Opinion
June 25, 1992
Appeal from the Supreme Court, Bronx County (Fred W. Eggert, J.).
Defendant contends that he was deprived of a fair trial by the prosecutor's failure in three instances to turn over Rosario material in a timely fashion (CPL 240.45). Except with respect to the homicide detective's notes, counsel did not seek any remedy from the court, and in each instance specifically refused the opportunity to recall any witness for further cross-examination. Thus, for the most part, the issue has not been preserved (People v. Cowan, 169 A.D.2d 670, lv denied 78 N.Y.2d 964). In any event, while counsel was justified in vigorously protesting the untimely production of this material, defendant failed to articulate, let alone demonstrate, the substantial prejudice required to warrant reversal on this ground (People v Ranghelle, 69 N.Y.2d 56). Nor does he do so even now on appeal.

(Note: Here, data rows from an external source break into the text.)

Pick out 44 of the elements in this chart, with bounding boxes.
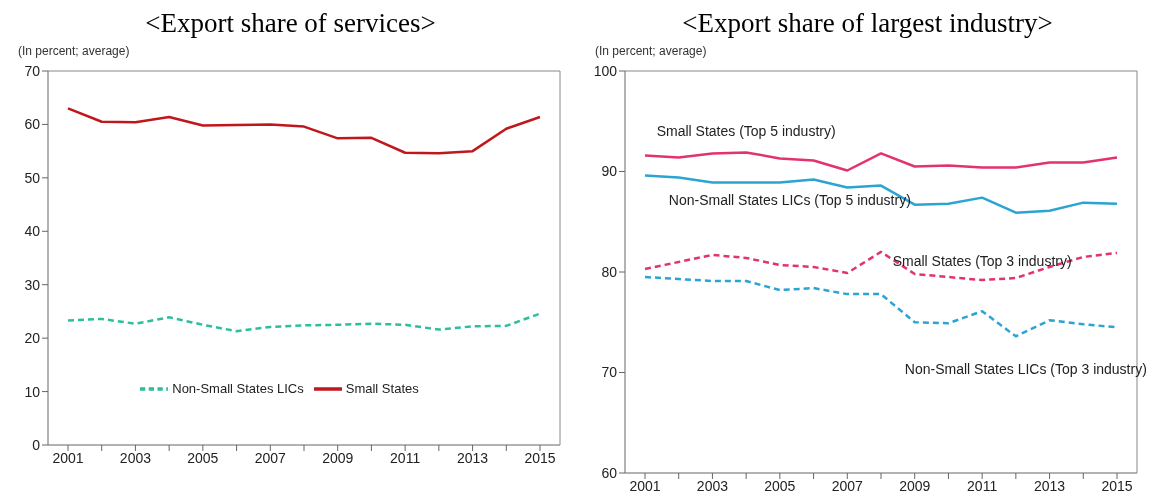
legend-label: Non-Small States LICs <box>172 380 304 396</box>
y-tick-label: 80 <box>601 263 618 280</box>
line-series <box>643 174 1119 214</box>
x-tick-label: 2001 <box>52 449 84 466</box>
y-tick-label: 40 <box>24 223 41 240</box>
y-axis-title: (In percent; average) <box>18 44 131 58</box>
y-tick-label: 90 <box>601 163 618 180</box>
y-tick-label: 10 <box>24 383 41 400</box>
y-tick-label: 0 <box>32 436 41 453</box>
x-tick-label: 2011 <box>967 477 998 494</box>
x-tick-label: 2011 <box>390 449 421 466</box>
x-tick-label: 2015 <box>524 449 556 466</box>
y-tick-label: 60 <box>601 464 618 481</box>
x-tick-label: 2009 <box>899 477 931 494</box>
x-tick-label: 2013 <box>1033 477 1066 494</box>
line-series <box>643 250 1119 282</box>
line-series <box>66 107 542 155</box>
x-tick-label: 2007 <box>254 449 287 466</box>
legend-label: Small States <box>345 380 419 396</box>
y-tick-label: 50 <box>24 169 41 186</box>
x-tick-label: 2013 <box>456 449 489 466</box>
series-label: Non-Small States LICs (Top 5 industry) <box>668 191 911 208</box>
x-tick-label: 2005 <box>764 477 796 494</box>
line-series <box>643 151 1119 172</box>
series-label: Small States (Top 5 industry) <box>656 123 836 140</box>
x-tick-label: 2009 <box>322 449 354 466</box>
y-tick-label: 70 <box>601 364 618 381</box>
x-tick-label: 2007 <box>831 477 864 494</box>
y-tick-label: 60 <box>24 116 41 133</box>
series-label: Small States (Top 3 industry) <box>892 253 1072 270</box>
y-tick-label: 30 <box>24 276 41 293</box>
x-tick-label: 2015 <box>1101 477 1133 494</box>
line-series <box>66 312 542 333</box>
x-tick-label: 2001 <box>629 477 661 494</box>
chart-title: <Export share of largest industry> <box>681 8 1054 40</box>
y-tick-label: 20 <box>24 330 41 347</box>
y-tick-label: 100 <box>593 62 618 79</box>
x-tick-label: 2003 <box>696 477 729 494</box>
y-axis-title: (In percent; average) <box>595 44 708 58</box>
x-tick-label: 2003 <box>119 449 152 466</box>
chart-title: <Export share of services> <box>144 8 437 40</box>
x-tick-label: 2005 <box>187 449 219 466</box>
text: Non-Small States LICs (Top 3 industry) <box>904 361 1147 378</box>
y-tick-label: 70 <box>24 62 41 79</box>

Defendant's claim that he should have been given time to locate a key witness is not only questionably preserved, but, in view of the extensive testimony regarding the People's attempt to locate the witness, it is clear that there was no abuse of discretion (People v. Shepard, 162 A.D.2d 226, lv denied 76 N.Y.2d 944). Nor did defendant assert that he had information that would make the attempt to locate the witness more likely to be successful. Thus, there was no reason to suppose that any purpose would be served by delaying the proceedings in order to look further for the witness (People v. Moutinho, 146 A.D.2d 650, 651, lv denied 73 N.Y.2d 980).
Finally, there is no merit to defendant's claim that the indictment should have been dismissed due to two alleged errors in the Grand Jury proceedings.
Concur — Carro, J.P., Ellerin, Kupferman and Asch, JJ.